Así que me pregunté, ¿con quién pasarías tú una tarde? Eso conlleva dejar de producir para escuchar y aprender… pues aunque no te lo creas, lo tengo bastante claro. Buscaría a alguien con quien poder hablar delante de una buena cervecita y que sus argumentaciones me sirvieran para mejorar y aprender.Sí, sé que hay muchísimos expertos en mi sector y si tuviera que elegir a uno sería Ken Robinson… pero como que mi inglés está decayendo por momentos, muy a mi pesar, o me llevo a Punset o como que no…

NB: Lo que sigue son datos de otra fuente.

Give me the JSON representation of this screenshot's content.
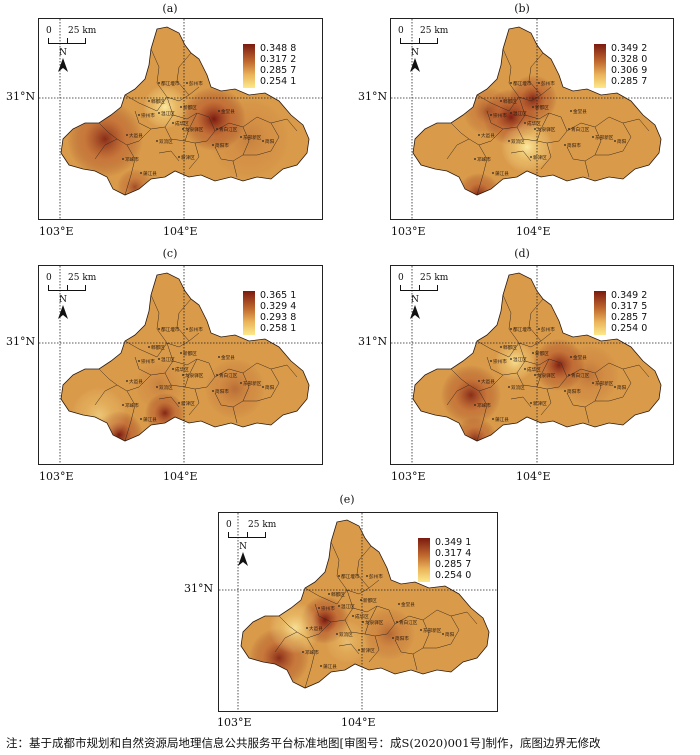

Al descartar esta primera opción, creo que me inclinaría por una sesión vespertina entre cervezas y cacahuetes con dos personajes que nada tienen que ver con e-learning.

¿Por qué? Pues sencillo, creo que necesito aprender de alguien capaz de desarrollar la creatividad en cada uno de los instantes de su vida y de alguien que sea capaz de reflexionar sobre el esfuerzo, la motivación, la superación.

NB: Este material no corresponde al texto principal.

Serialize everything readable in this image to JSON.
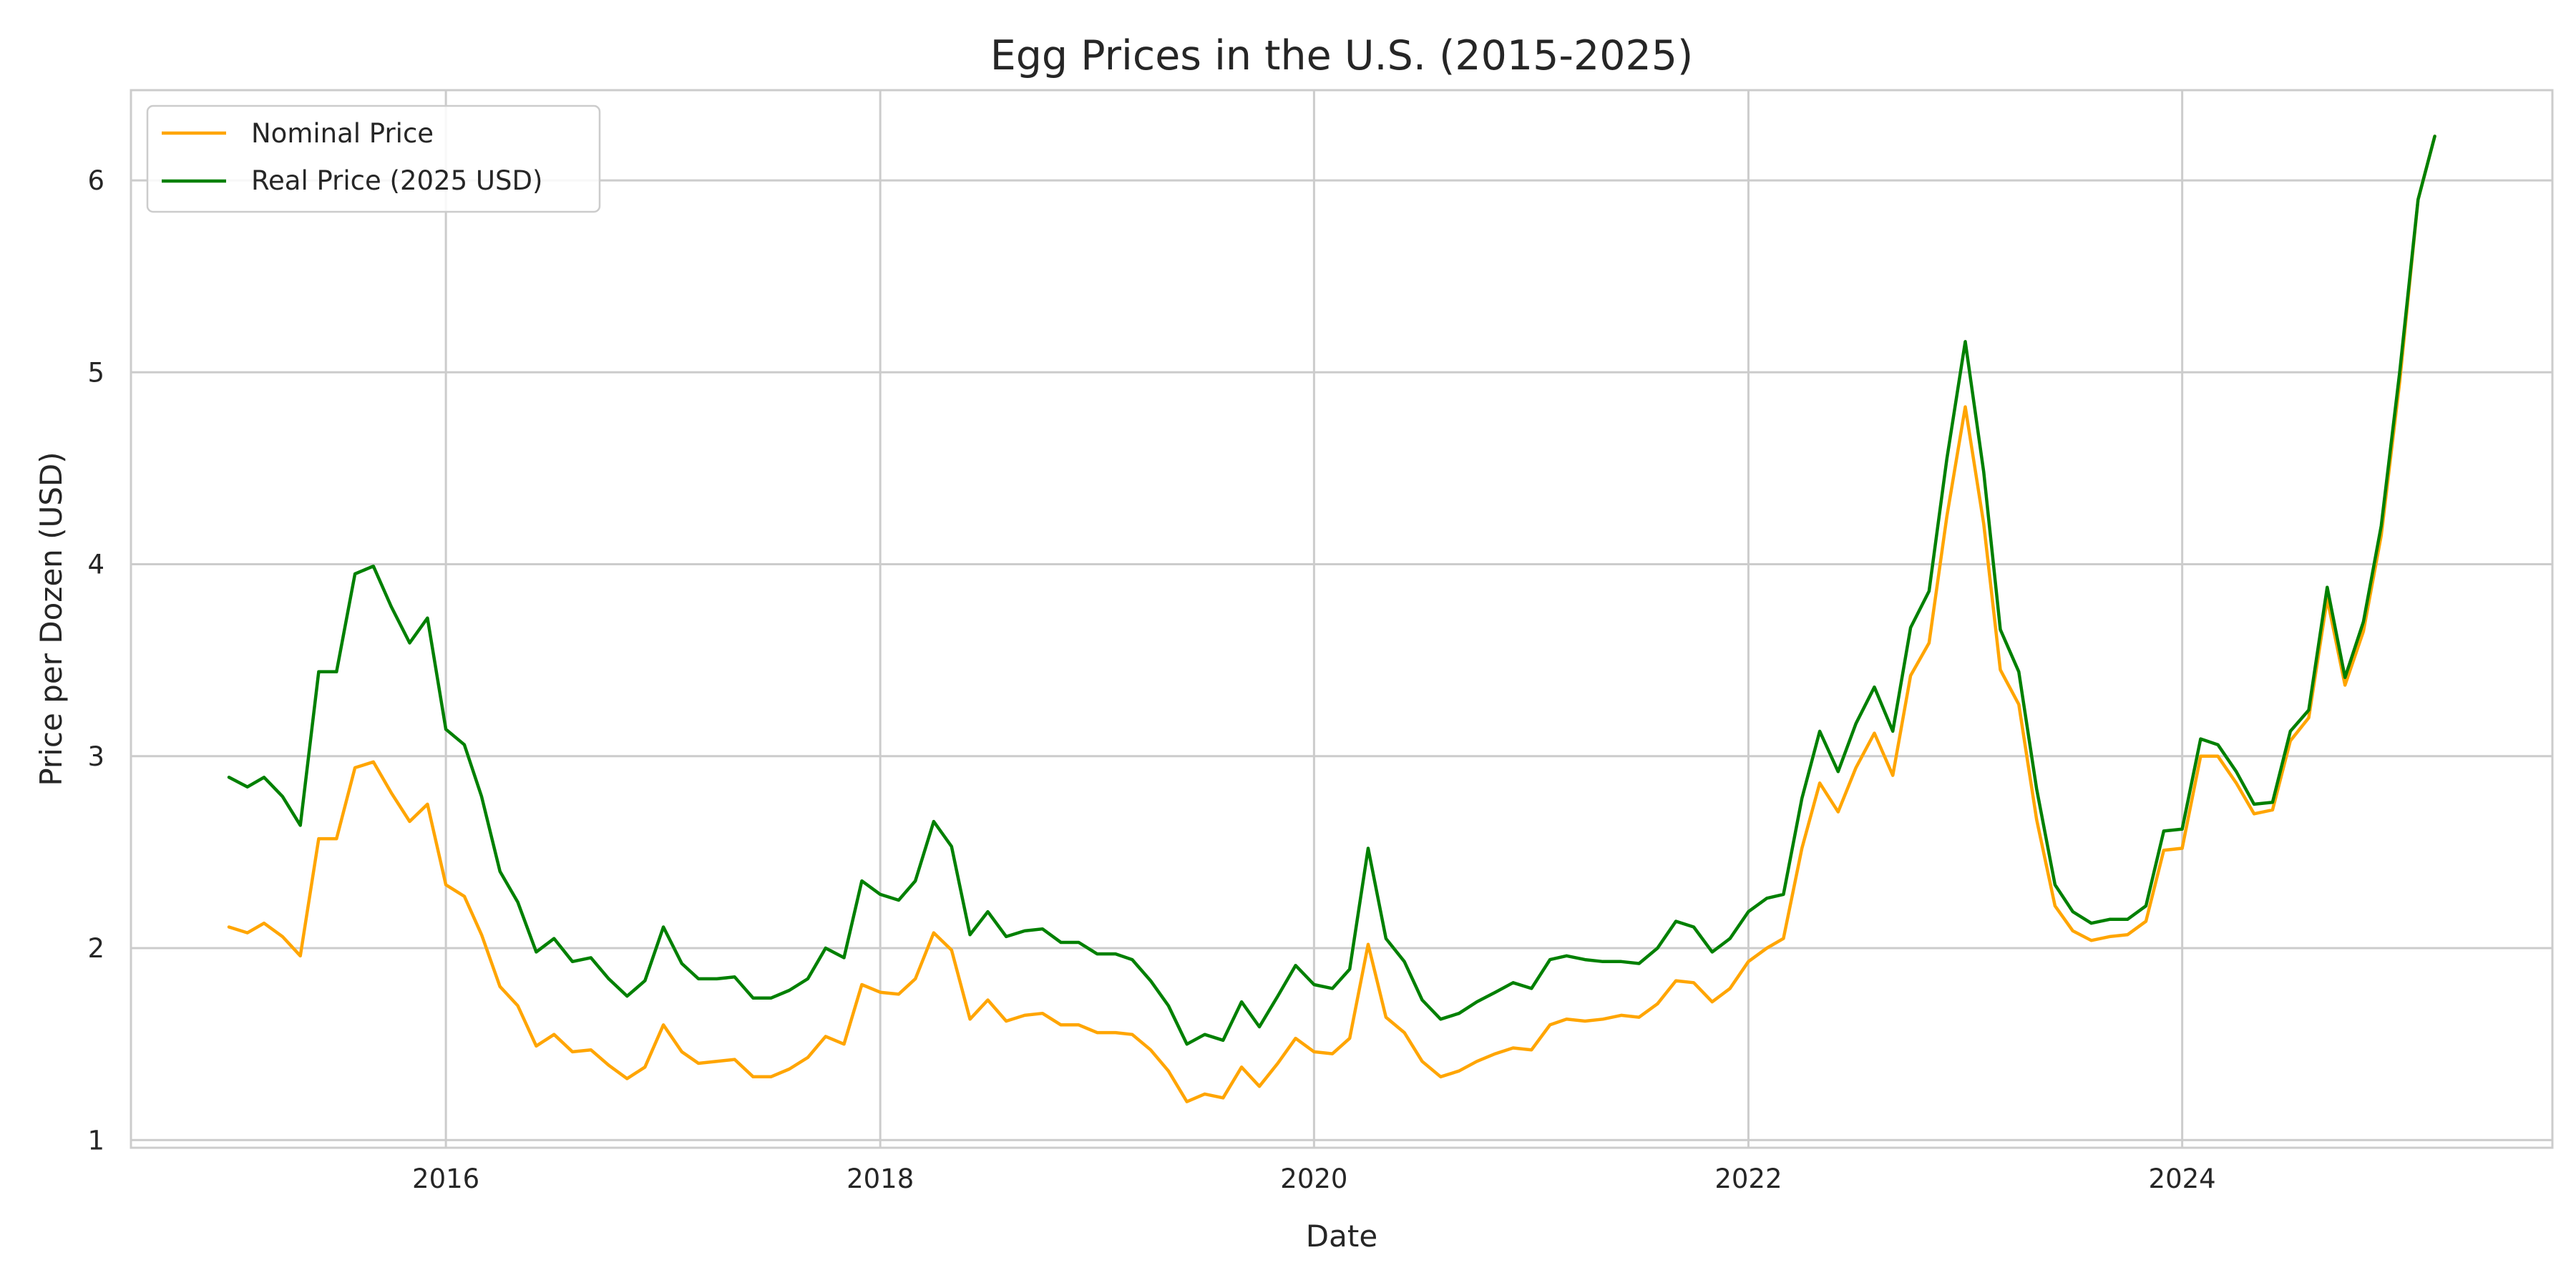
{
  "chart_data": {
    "type": "line",
    "title": "Egg Prices in the U.S. (2015-2025)",
    "xlabel": "Date",
    "ylabel": "Price per Dozen (USD)",
    "x_tick_labels": [
      "2016",
      "2018",
      "2020",
      "2022",
      "2024"
    ],
    "y_tick_labels": [
      "1",
      "2",
      "3",
      "4",
      "5",
      "6"
    ],
    "xlim": [
      "2014-07-20",
      "2025-09-15"
    ],
    "ylim": [
      0.96,
      6.47
    ],
    "grid": true,
    "legend_position": "top-left",
    "x": [
      "2015-01",
      "2015-02",
      "2015-03",
      "2015-04",
      "2015-05",
      "2015-06",
      "2015-07",
      "2015-08",
      "2015-09",
      "2015-10",
      "2015-11",
      "2015-12",
      "2016-01",
      "2016-02",
      "2016-03",
      "2016-04",
      "2016-05",
      "2016-06",
      "2016-07",
      "2016-08",
      "2016-09",
      "2016-10",
      "2016-11",
      "2016-12",
      "2017-01",
      "2017-02",
      "2017-03",
      "2017-04",
      "2017-05",
      "2017-06",
      "2017-07",
      "2017-08",
      "2017-09",
      "2017-10",
      "2017-11",
      "2017-12",
      "2018-01",
      "2018-02",
      "2018-03",
      "2018-04",
      "2018-05",
      "2018-06",
      "2018-07",
      "2018-08",
      "2018-09",
      "2018-10",
      "2018-11",
      "2018-12",
      "2019-01",
      "2019-02",
      "2019-03",
      "2019-04",
      "2019-05",
      "2019-06",
      "2019-07",
      "2019-08",
      "2019-09",
      "2019-10",
      "2019-11",
      "2019-12",
      "2020-01",
      "2020-02",
      "2020-03",
      "2020-04",
      "2020-05",
      "2020-06",
      "2020-07",
      "2020-08",
      "2020-09",
      "2020-10",
      "2020-11",
      "2020-12",
      "2021-01",
      "2021-02",
      "2021-03",
      "2021-04",
      "2021-05",
      "2021-06",
      "2021-07",
      "2021-08",
      "2021-09",
      "2021-10",
      "2021-11",
      "2021-12",
      "2022-01",
      "2022-02",
      "2022-03",
      "2022-04",
      "2022-05",
      "2022-06",
      "2022-07",
      "2022-08",
      "2022-09",
      "2022-10",
      "2022-11",
      "2022-12",
      "2023-01",
      "2023-02",
      "2023-03",
      "2023-04",
      "2023-05",
      "2023-06",
      "2023-07",
      "2023-08",
      "2023-09",
      "2023-10",
      "2023-11",
      "2023-12",
      "2024-01",
      "2024-02",
      "2024-03",
      "2024-04",
      "2024-05",
      "2024-06",
      "2024-07",
      "2024-08",
      "2024-09",
      "2024-10",
      "2024-11",
      "2024-12",
      "2025-01",
      "2025-02",
      "2025-03"
    ],
    "series": [
      {
        "name": "Nominal Price",
        "color": "#ffa500",
        "values": [
          2.11,
          2.08,
          2.13,
          2.06,
          1.96,
          2.57,
          2.57,
          2.94,
          2.97,
          2.81,
          2.66,
          2.75,
          2.33,
          2.27,
          2.07,
          1.8,
          1.7,
          1.49,
          1.55,
          1.46,
          1.47,
          1.39,
          1.32,
          1.38,
          1.6,
          1.46,
          1.4,
          1.41,
          1.42,
          1.33,
          1.33,
          1.37,
          1.43,
          1.54,
          1.5,
          1.81,
          1.77,
          1.76,
          1.84,
          2.08,
          1.99,
          1.63,
          1.73,
          1.62,
          1.65,
          1.66,
          1.6,
          1.6,
          1.56,
          1.56,
          1.55,
          1.47,
          1.36,
          1.2,
          1.24,
          1.22,
          1.38,
          1.28,
          1.4,
          1.53,
          1.46,
          1.45,
          1.53,
          2.02,
          1.64,
          1.56,
          1.41,
          1.33,
          1.36,
          1.41,
          1.45,
          1.48,
          1.47,
          1.6,
          1.63,
          1.62,
          1.63,
          1.65,
          1.64,
          1.71,
          1.83,
          1.82,
          1.72,
          1.79,
          1.93,
          2.0,
          2.05,
          2.52,
          2.86,
          2.71,
          2.94,
          3.12,
          2.9,
          3.42,
          3.59,
          4.25,
          4.82,
          4.21,
          3.45,
          3.27,
          2.67,
          2.22,
          2.09,
          2.04,
          2.06,
          2.07,
          2.14,
          2.51,
          2.52,
          3.0,
          3.0,
          2.86,
          2.7,
          2.72,
          3.08,
          3.2,
          3.82,
          3.37,
          3.65,
          4.15,
          4.95,
          5.9,
          6.23
        ]
      },
      {
        "name": "Real Price (2025 USD)",
        "color": "#008000",
        "values": [
          2.89,
          2.84,
          2.89,
          2.79,
          2.64,
          3.44,
          3.44,
          3.95,
          3.99,
          3.78,
          3.59,
          3.72,
          3.14,
          3.06,
          2.79,
          2.4,
          2.24,
          1.98,
          2.05,
          1.93,
          1.95,
          1.84,
          1.75,
          1.83,
          2.11,
          1.92,
          1.84,
          1.84,
          1.85,
          1.74,
          1.74,
          1.78,
          1.84,
          2.0,
          1.95,
          2.35,
          2.28,
          2.25,
          2.35,
          2.66,
          2.53,
          2.07,
          2.19,
          2.06,
          2.09,
          2.1,
          2.03,
          2.03,
          1.97,
          1.97,
          1.94,
          1.83,
          1.7,
          1.5,
          1.55,
          1.52,
          1.72,
          1.59,
          1.75,
          1.91,
          1.81,
          1.79,
          1.89,
          2.52,
          2.05,
          1.93,
          1.73,
          1.63,
          1.66,
          1.72,
          1.77,
          1.82,
          1.79,
          1.94,
          1.96,
          1.94,
          1.93,
          1.93,
          1.92,
          2.0,
          2.14,
          2.11,
          1.98,
          2.05,
          2.19,
          2.26,
          2.28,
          2.78,
          3.13,
          2.92,
          3.17,
          3.36,
          3.13,
          3.67,
          3.86,
          4.55,
          5.16,
          4.48,
          3.66,
          3.44,
          2.83,
          2.33,
          2.19,
          2.13,
          2.15,
          2.15,
          2.22,
          2.61,
          2.62,
          3.09,
          3.06,
          2.92,
          2.75,
          2.76,
          3.13,
          3.24,
          3.88,
          3.41,
          3.7,
          4.2,
          5.0,
          5.9,
          6.23
        ]
      }
    ]
  }
}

Para mi, la creatividad debe ser el eje fundamental de un buen diseño pedagógico en mis cursos e-learning. Busco romper lo establecido atendiendo a los objetivos de eficacia y eficiencia, sin olvidar que lo que buscamos es que el usuario aprenda. Y es complicado. Muy complicado. Existen unos acuerdos tácitos sobre la creación de contenidos pedagógicos que son difíciles de traspasar.

Otro punto clave en mi trabajo es la motivación y el esfuerzo. El hecho de ser freelance, de estar en un sector donde el target son grandes empresas, el hecho de trabajar en casa, el hecho de no tener grandes conocimientos sobre la gestión de una empresa, el hecho de tener que luchar con tremendos competidores con grandes infraestructuras, el hecho de buscar cada día una motivación en solitario, el hecho de responder a los clientes con buenos productos y de manera personal…

Así que he decidido que mi tarde la voy a pasar con dos señores sobradamente conocidos. Dos señores que piensan, se esfuerzan, crean… dos señores que buscan los límites sin sobrepasarlos…

Mañana por la tarde les pago la cerveza a una tal Risto y un tal Josef, pero con la condición que ellos hablen y yo escuche.